Division of Biomedical Sciences, School of Medicine, University of California Riverside, Riverside, California.
Cell Mol Gastroenterol Hepatol. 2025;19(5):101447. doi: 10.1016/j.jcmgh.2024.101447. Epub 2025 Jan 3.
BACKGROUND & AIMS: Coronavirus disease (COVID-19), caused by severe acquired respiratory syndrome-Coronavirus-2 (SARS-CoV-2), triggered a global pandemic with severe medical and socioeconomic consequences. Although fatality rates are higher among the elderly and those with underlying comorbidities, host factors that promote susceptibility to SARS-CoV-2 infection and severe disease are poorly understood. Although individuals with certain autoimmune/inflammatory disorders show increased susceptibility to viral infections, there is incomplete knowledge of SARS-CoV-2 susceptibility in these diseases. The aim of our study was to investigate whether the autoimmunity risk gene, PTPN2, which also confers elevated risk to develop inflammatory bowel disease, affects susceptibility to SARS-CoV-2 viral uptake.

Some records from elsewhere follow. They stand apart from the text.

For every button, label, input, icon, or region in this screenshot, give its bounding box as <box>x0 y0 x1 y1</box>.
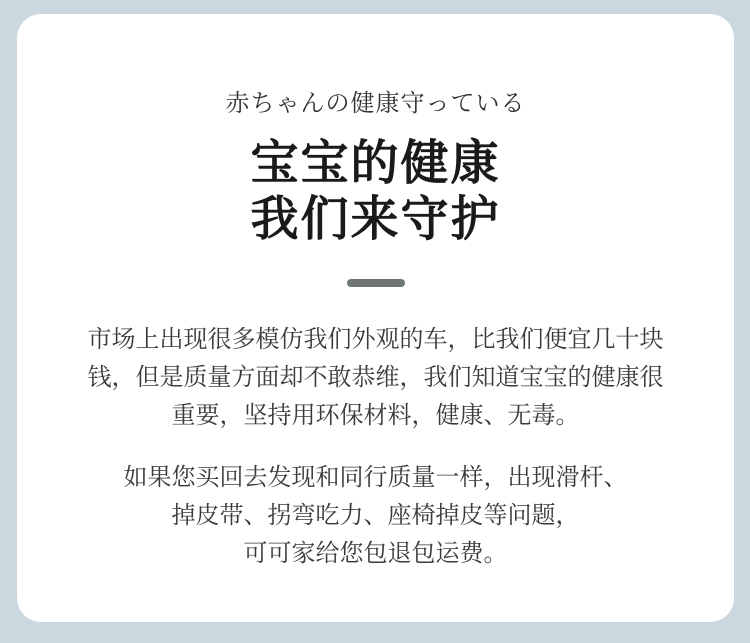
divider-bar <box>347 279 405 287</box>
content-card: 赤ちゃんの健康守っている 宝宝的健康 我们来守护 市场上出现很多模仿我们外观的车… <box>17 14 734 622</box>
page-background: { "colors": { "page_background": "#ccd8d… <box>0 0 750 643</box>
paragraph-quality-statement: 市场上出现很多模仿我们外观的车，比我们便宜几十块 钱，但是质量方面却不敢恭维，我… <box>66 321 686 435</box>
paragraph-refund-guarantee: 如果您买回去发现和同行质量一样，出现滑杆、 掉皮带、拐弯吃力、座椅掉皮等问题， … <box>66 459 686 573</box>
japanese-tagline: 赤ちゃんの健康守っている <box>17 90 734 118</box>
main-heading: 宝宝的健康 我们来守护 <box>17 136 734 248</box>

Using samples from PTPN2 genotyped patients with inflammatory bowel disease, PTPN2-deficient mice, and human intestinal and lung epithelial cell lines, we investigated how PTPN2 affects expression of the SARS-CoV-2 receptor angiotensin converting enzyme 2 (ACE2), and uptake of virus-like particles expressing the SARS-CoV2 spike protein and live SARS-CoV-2 virus.
We report that the autoimmune PTPN2 loss-of-function risk variant rs1893217 promotes expression of the SARS-CoV-2 receptor, ACE2, and increases cellular entry of SARS-CoV-2 spike protein and live virus. Elevated ACE2 expression and viral entry were mediated by increased Janus kinase-signal transducers and activators of transcription signaling and were reversed by the Janus kinase inhibitor, tofacitinib.

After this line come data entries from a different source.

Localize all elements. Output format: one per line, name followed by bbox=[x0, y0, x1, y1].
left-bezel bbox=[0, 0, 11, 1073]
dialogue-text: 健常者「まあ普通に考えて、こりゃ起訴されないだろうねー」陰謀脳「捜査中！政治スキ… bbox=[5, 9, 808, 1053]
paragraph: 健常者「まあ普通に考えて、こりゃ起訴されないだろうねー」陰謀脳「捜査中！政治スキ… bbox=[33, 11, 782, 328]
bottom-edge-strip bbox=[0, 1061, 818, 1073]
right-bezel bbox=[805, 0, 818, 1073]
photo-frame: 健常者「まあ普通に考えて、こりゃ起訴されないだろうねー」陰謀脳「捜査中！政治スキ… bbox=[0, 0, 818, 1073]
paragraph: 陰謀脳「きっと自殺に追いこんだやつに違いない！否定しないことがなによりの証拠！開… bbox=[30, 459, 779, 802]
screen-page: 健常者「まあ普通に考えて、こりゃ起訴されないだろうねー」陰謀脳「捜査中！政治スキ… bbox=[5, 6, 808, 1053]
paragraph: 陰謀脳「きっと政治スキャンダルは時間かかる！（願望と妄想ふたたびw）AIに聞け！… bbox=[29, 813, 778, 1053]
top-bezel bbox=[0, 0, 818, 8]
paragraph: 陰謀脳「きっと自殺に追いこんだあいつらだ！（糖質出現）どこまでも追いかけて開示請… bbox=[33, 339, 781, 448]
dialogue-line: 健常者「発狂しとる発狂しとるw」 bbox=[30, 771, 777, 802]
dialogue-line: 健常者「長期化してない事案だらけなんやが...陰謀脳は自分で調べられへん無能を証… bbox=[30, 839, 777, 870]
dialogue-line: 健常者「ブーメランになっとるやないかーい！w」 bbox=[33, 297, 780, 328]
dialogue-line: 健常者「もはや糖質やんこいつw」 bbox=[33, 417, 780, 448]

Collectively, our findings uncover a novel risk biomarker for increased expression of the SARS-CoV-2 receptor and viral entry, and identify a clinically approved therapeutic agent to mitigate this risk.

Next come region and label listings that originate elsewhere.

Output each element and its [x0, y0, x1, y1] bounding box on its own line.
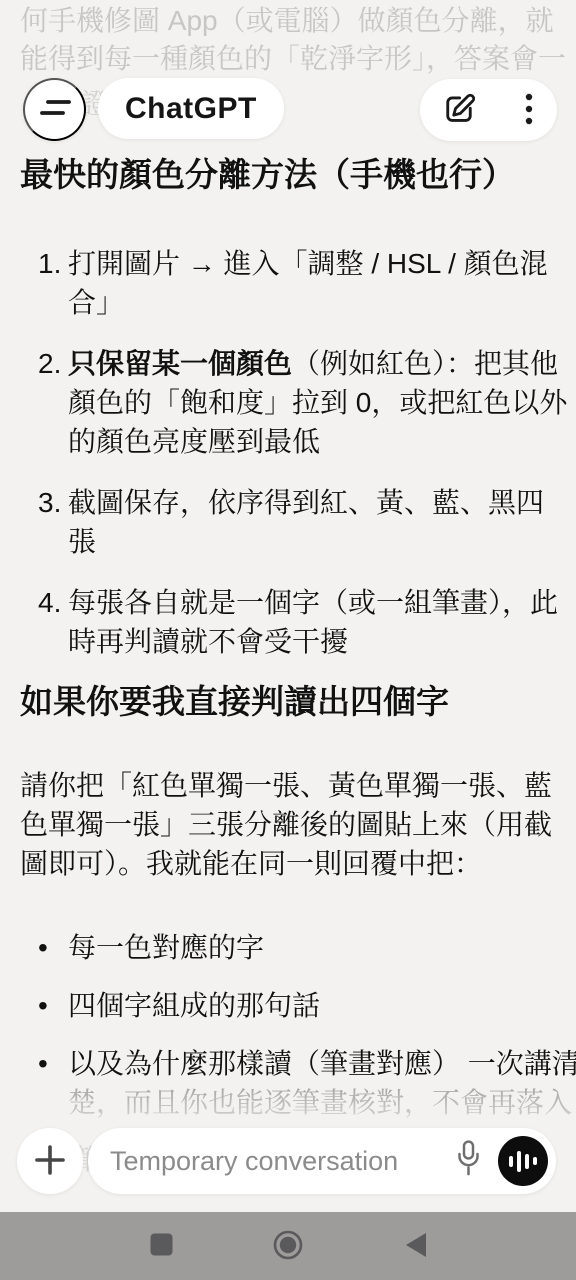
- list-item: • 每一色對應的字: [20, 928, 556, 967]
- nav-back-button[interactable]: [402, 1233, 428, 1259]
- microphone-icon: [455, 1139, 482, 1184]
- overflow-menu-button[interactable]: [522, 92, 536, 128]
- nav-recents-button[interactable]: [148, 1233, 174, 1259]
- list-number: 4.: [38, 583, 68, 661]
- message-input[interactable]: Temporary conversation: [88, 1128, 556, 1194]
- app-title: ChatGPT: [125, 92, 257, 126]
- compose-icon: [441, 91, 477, 130]
- input-placeholder: Temporary conversation: [110, 1146, 455, 1177]
- list-number: 2.: [38, 344, 68, 461]
- model-title-pill[interactable]: ChatGPT: [98, 78, 284, 139]
- list-number: 1.: [38, 244, 68, 322]
- list-item: 1. 打開圖片 → 進入「調整 / HSL / 顏色混 合」: [20, 244, 556, 322]
- plus-icon: [33, 1143, 67, 1180]
- voice-waveform-icon: [509, 1151, 538, 1172]
- nav-home-button[interactable]: [275, 1233, 301, 1259]
- context-line: 能得到每一種顏色的「乾淨字形」，答案會一: [20, 40, 566, 78]
- list-item: 3. 截圖保存，依序得到紅、黃、藍、黑四 張: [20, 483, 556, 561]
- header-actions-pill: [420, 79, 557, 141]
- paragraph: 請你把「紅色單獨一張、黃色單獨一張、藍 色單獨一張」三張分離後的圖貼上來（用截 …: [20, 766, 556, 883]
- scrolled-context-text: 何手機修圖 App（或電腦）做顏色分離，就 能得到每一種顏色的「乾淨字形」，答案…: [20, 2, 566, 78]
- recents-square-icon: [150, 1233, 173, 1259]
- attach-plus-button[interactable]: [17, 1128, 83, 1194]
- ordered-list: 1. 打開圖片 → 進入「調整 / HSL / 顏色混 合」 2. 只保留某一個…: [20, 244, 556, 661]
- message-heading-2: 如果你要我直接判讀出四個字: [20, 683, 556, 721]
- list-number: 3.: [38, 483, 68, 561]
- android-nav-bar: [0, 1212, 576, 1280]
- assistant-message: 最快的顏色分離方法（手機也行） 1. 打開圖片 → 進入「調整 / HSL / …: [20, 156, 556, 1141]
- chatgpt-app-screen: 何手機修圖 App（或電腦）做顏色分離，就 能得到每一種顏色的「乾淨字形」，答案…: [0, 0, 576, 1280]
- voice-mode-button[interactable]: [498, 1136, 548, 1186]
- new-chat-button[interactable]: [441, 92, 477, 128]
- home-circle-icon: [273, 1230, 303, 1263]
- message-heading-1: 最快的顏色分離方法（手機也行）: [20, 156, 556, 194]
- list-item: • 四個字組成的那句話: [20, 986, 556, 1025]
- dictation-button[interactable]: [455, 1139, 482, 1184]
- context-line: 何手機修圖 App（或電腦）做顏色分離，就: [20, 2, 566, 40]
- sidebar-menu-button[interactable]: [23, 78, 86, 141]
- list-item: 4. 每張各自就是一個字（或一組筆畫），此 時再判讀就不會受干擾: [20, 583, 556, 661]
- back-triangle-icon: [404, 1232, 427, 1261]
- kebab-menu-icon: [524, 92, 534, 129]
- bullet-dot: •: [38, 928, 68, 967]
- bold-text: 只保留某一個顏色: [68, 348, 292, 379]
- bullet-dot: •: [38, 986, 68, 1025]
- sidebar-menu-icon: [39, 98, 71, 121]
- list-item: 2. 只保留某一個顏色（例如紅色）：把其他 顏色的「飽和度」拉到 0，或把紅色以…: [20, 344, 556, 461]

由严重急性呼吸综合征冠状病毒2(SARS-CoV-2)引起的冠状病毒病(COVID-19)引发了一场全球大流行,带来了严重的医学和社会经济后果。尽管老年人和有基础合并症的人死亡率更高,但促进对SARS-CoV-2感染和严重疾病易感性的宿主因素仍知之甚少。虽然患有某些自身免疫/炎症性疾病的个体对病毒感染的易感性增加,但对于这些疾病中SARS-CoV-2的易感性了解并不完整。我们研究的目的是调查自身免疫风险基因PTPN2(该基因也会增加患炎症性肠病的风险)是否会影响对SARS-CoV-2病毒摄取的易感性。
我们使用来自已进行PTPN2基因分型的炎症性肠病患者的样本、PTPN2缺陷小鼠以及人肠道和肺上皮细胞系,研究PTPN2如何影响SARS-CoV-2受体血管紧张素转换酶2(ACE2)的表达,以及表达SARS-CoV-2刺突蛋白的病毒样颗粒和活SARS-CoV-2病毒的摄取。
我们报告,自身免疫性PTPN2功能丧失风险变体rs1893217促进SARS-CoV-2受体ACE2的表达,并增加SARS-CoV-2刺突蛋白和活病毒的细胞内进入。ACE2表达升高和病毒进入是由Janus激酶-信号转导子和转录激活子信号增加介导的,并且被Janus激酶抑制剂托法替布逆转。
总的来说,我们的研究结果揭示了一种新的SARS-CoV-2受体表达增加和病毒进入的风险生物标志物,并确定了一种临床批准的治疗药物来减轻这种风险。